A frase cala-boca do Rei Juan Carlos, dirigida a Hugo Chávez, correu o mundo e foi fonte de muita atribulação diplomática nas relações entre a Espanha e a Venezuela. Mas antes disso houve dia em que o próprio Rei teve de calar-se, no Brasil, por iniciativa própria e culpa que não era sua.
E quem o “calou”, involuntariamente, foi Mario Covas. Justo ele, neto de espanhóis e admirador genuíno e afetuoso do monarca.
O Rei estava de visita oficial ao Brasil, com a Rainha Sofia. Em São Paulo, recebeu todas as honras, como protocolarmente devido e sem dúvida àquela altura merecia. No jantar no Palácio Bandeirantes, o Governador vai além da conta, e não só no cenário e no serviço.

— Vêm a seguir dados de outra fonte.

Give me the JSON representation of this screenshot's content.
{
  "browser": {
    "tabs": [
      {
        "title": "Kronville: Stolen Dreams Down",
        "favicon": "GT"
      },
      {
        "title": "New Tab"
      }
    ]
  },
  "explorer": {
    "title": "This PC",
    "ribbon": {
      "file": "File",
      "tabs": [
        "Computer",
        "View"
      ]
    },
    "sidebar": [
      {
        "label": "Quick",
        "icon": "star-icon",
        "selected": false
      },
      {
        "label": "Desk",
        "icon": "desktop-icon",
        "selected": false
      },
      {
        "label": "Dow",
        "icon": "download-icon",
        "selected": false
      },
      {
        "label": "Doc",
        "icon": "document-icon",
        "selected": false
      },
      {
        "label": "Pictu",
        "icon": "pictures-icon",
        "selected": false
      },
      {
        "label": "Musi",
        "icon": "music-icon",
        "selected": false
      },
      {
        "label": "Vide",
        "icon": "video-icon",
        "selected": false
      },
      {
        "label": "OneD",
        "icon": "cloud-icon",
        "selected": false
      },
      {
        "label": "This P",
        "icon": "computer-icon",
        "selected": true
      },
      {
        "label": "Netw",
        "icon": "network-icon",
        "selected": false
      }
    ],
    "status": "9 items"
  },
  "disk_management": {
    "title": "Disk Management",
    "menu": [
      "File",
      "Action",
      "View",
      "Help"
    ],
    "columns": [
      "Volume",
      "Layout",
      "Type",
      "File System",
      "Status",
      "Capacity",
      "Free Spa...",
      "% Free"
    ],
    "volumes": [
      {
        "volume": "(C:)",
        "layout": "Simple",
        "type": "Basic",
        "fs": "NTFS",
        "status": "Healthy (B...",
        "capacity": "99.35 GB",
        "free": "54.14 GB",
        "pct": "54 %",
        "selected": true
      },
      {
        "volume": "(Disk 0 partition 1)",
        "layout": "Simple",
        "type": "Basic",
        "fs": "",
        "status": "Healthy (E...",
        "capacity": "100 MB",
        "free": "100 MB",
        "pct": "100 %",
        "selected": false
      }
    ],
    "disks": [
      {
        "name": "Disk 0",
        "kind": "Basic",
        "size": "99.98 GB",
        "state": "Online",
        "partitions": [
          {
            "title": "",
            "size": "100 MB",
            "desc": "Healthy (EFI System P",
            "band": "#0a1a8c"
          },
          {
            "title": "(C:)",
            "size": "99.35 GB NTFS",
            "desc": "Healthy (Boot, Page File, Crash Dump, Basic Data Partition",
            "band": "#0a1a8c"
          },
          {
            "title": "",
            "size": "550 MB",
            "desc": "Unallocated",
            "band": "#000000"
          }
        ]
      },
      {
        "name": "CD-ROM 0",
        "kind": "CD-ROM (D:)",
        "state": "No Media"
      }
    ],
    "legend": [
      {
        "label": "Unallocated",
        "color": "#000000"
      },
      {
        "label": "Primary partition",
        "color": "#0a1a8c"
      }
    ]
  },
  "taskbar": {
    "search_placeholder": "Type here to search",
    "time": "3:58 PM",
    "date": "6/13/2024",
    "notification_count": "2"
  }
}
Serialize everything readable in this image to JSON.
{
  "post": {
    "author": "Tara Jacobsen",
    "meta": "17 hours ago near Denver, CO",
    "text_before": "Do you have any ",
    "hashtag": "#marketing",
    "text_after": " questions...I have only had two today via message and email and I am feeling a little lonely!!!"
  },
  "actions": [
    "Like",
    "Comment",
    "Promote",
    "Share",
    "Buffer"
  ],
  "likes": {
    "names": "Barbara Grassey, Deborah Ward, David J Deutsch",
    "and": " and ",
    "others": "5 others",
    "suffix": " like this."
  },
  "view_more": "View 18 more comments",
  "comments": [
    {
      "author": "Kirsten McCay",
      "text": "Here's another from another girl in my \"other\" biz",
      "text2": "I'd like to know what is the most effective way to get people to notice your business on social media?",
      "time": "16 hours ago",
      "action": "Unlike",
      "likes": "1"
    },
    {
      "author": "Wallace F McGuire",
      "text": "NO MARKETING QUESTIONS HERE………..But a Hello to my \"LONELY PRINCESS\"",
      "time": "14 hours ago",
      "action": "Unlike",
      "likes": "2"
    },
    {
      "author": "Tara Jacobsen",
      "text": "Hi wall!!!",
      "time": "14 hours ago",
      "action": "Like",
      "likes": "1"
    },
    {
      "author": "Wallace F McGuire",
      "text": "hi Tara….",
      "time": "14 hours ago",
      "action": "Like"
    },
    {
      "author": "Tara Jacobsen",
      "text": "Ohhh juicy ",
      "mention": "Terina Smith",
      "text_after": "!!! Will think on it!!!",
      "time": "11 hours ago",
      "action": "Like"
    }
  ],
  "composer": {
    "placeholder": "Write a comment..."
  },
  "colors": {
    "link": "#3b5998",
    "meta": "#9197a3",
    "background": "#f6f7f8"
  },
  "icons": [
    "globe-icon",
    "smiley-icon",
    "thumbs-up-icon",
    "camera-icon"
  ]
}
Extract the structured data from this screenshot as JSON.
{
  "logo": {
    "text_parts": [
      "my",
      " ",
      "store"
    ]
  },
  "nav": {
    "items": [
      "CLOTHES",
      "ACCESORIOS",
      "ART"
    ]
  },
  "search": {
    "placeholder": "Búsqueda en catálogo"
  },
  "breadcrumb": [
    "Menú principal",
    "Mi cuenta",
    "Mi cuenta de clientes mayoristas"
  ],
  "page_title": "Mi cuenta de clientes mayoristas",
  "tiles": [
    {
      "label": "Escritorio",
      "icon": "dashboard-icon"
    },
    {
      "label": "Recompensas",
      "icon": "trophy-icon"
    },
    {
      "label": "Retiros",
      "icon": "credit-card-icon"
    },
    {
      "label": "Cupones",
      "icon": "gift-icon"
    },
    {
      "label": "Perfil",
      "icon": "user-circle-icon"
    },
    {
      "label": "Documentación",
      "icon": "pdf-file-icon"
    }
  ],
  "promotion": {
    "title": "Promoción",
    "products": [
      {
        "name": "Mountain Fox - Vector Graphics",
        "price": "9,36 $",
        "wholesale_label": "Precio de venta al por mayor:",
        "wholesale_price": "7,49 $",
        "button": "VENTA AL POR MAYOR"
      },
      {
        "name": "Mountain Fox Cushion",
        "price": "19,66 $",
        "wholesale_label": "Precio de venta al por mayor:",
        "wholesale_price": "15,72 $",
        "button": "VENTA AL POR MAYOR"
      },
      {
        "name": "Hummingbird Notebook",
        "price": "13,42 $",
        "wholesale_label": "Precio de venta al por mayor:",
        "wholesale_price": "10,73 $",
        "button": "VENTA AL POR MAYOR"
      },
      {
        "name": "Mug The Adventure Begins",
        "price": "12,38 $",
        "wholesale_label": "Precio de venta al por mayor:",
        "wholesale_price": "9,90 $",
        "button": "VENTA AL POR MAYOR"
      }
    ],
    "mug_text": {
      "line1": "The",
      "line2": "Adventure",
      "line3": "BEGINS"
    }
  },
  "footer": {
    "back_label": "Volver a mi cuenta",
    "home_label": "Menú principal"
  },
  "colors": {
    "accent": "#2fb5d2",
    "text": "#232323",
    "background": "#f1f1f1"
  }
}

No mais belo discurso de saudação a dignitário estrangeiro que jamais ouvi em minha vida repleta dessa oratória (decerto que com contribuição particularmente inspirada de meu amigo Zelito Salles, o competente e perene “ghost-writer” dos Governadores paulistas), traça um perfil ao mesmo tempo erudito, intelectual e emocionado da Espanha e de sua presença no mundo e no Brasil. Vai dos Descobrimentos a Picasso, lembra Goya, Garcia Lorca, Falla, apela ao imaginário-ideário de Cervantes para ilustrar as relações dos dois países, orientadas “não para viver a luta vã contra os moinhos de vento, mas sim para concretizar o sonho definitivo de Dom Quixote, que é o da preservação dos bons princípios da cortesia, da coragem e da justiça”. Não esquece Anchieta e os primeiros povoadores espanhóis (“...os laços que nos unem são tão antigos como a história de São Paulo”), recorre à poesia de João Cabral de Mello Neto, a ensaios de Cecília Meirelles.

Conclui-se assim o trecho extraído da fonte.